VENDITE AL DETTAGLIO NEGLI STATI UNITI
Le vendite al dettaglio negli Stati Uniti rappresentano un altro indicatore chiave per capire lo stato di salute dell’economia americana e sono molto attese per giovedì. L’aspettativa generale è che le vendite di settembre crescano dello 0,1%, in linea con la crescita modesta di agosto. Questo dato è particolarmente importante perché fornisce un’idea della fiducia dei consumatori e della loro capacità di continuare a spendere nonostante il contesto di tassi di interesse elevati e un’inflazione ancora significativa.
Le vendite del gruppo di controllo, che escludono i componenti più volatili e influenzano direttamente le stime della spesa dei consumatori nel PIL, sono attese in crescita dello 0,3%. Questa categoria è cruciale perché misura la domanda per i beni essenziali, che riflette il comportamento di spesa delle famiglie.

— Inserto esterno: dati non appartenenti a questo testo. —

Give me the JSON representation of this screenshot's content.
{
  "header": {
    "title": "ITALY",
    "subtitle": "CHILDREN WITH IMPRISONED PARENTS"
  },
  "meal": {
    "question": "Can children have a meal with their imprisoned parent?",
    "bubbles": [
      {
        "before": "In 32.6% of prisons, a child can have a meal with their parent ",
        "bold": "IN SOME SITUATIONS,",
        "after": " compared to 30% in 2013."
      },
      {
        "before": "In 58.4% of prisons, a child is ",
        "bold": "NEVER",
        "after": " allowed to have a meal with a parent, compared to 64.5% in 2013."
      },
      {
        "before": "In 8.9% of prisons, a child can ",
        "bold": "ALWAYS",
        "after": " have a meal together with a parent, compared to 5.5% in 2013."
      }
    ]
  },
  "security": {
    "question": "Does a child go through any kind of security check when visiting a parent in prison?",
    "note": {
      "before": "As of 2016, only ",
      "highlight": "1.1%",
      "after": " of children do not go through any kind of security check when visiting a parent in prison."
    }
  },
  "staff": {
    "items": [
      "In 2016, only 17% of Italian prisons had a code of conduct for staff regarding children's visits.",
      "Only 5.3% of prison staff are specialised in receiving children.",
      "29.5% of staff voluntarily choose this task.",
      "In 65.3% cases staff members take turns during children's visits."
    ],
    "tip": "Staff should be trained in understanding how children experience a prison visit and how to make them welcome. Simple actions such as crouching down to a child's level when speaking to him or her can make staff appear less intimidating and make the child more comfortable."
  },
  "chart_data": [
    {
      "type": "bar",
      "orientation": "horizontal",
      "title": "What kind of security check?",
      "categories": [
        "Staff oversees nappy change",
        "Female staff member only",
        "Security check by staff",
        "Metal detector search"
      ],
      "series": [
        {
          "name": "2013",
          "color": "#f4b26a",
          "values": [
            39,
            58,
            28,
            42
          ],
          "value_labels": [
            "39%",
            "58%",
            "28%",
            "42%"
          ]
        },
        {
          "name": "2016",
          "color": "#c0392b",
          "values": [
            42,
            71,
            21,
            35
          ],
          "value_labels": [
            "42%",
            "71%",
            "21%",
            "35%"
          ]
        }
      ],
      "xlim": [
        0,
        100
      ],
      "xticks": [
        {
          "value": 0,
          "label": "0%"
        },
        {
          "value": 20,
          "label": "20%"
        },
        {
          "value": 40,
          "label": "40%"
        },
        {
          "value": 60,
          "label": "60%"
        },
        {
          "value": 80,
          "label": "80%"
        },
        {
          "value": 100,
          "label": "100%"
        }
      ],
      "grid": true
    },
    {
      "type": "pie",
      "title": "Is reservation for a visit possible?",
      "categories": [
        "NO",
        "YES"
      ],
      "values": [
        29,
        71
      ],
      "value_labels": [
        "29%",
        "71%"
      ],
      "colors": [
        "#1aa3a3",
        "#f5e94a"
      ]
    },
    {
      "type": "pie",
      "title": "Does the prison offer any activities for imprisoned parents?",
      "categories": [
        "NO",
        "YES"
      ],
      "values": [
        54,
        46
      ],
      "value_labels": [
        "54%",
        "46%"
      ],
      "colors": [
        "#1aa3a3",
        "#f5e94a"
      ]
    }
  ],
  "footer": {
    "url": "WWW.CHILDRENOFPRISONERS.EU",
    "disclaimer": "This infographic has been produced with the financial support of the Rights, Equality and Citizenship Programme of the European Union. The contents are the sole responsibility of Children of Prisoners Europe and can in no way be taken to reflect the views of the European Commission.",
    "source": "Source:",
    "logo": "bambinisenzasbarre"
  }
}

Una crescita, anche se modesta, suggerisce che i consumatori stanno continuando a sostenere l’economia, sebbene a ritmi più contenuti rispetto al passato.
Rettificate per l’inflazione, le vendite del gruppo di controllo dovrebbero essere cresciute dello 0,1%, indicando che, anche con un’inflazione relativamente più alta, la spesa reale dei consumatori non è del tutto bloccata. Questo è un dato che la Fed osserva con grande attenzione perché il consumatore rappresenta una fetta importante dell’economia statunitense. Una continua spesa, seppur moderata, ridurrebbe ulteriormente i timori di una recessione.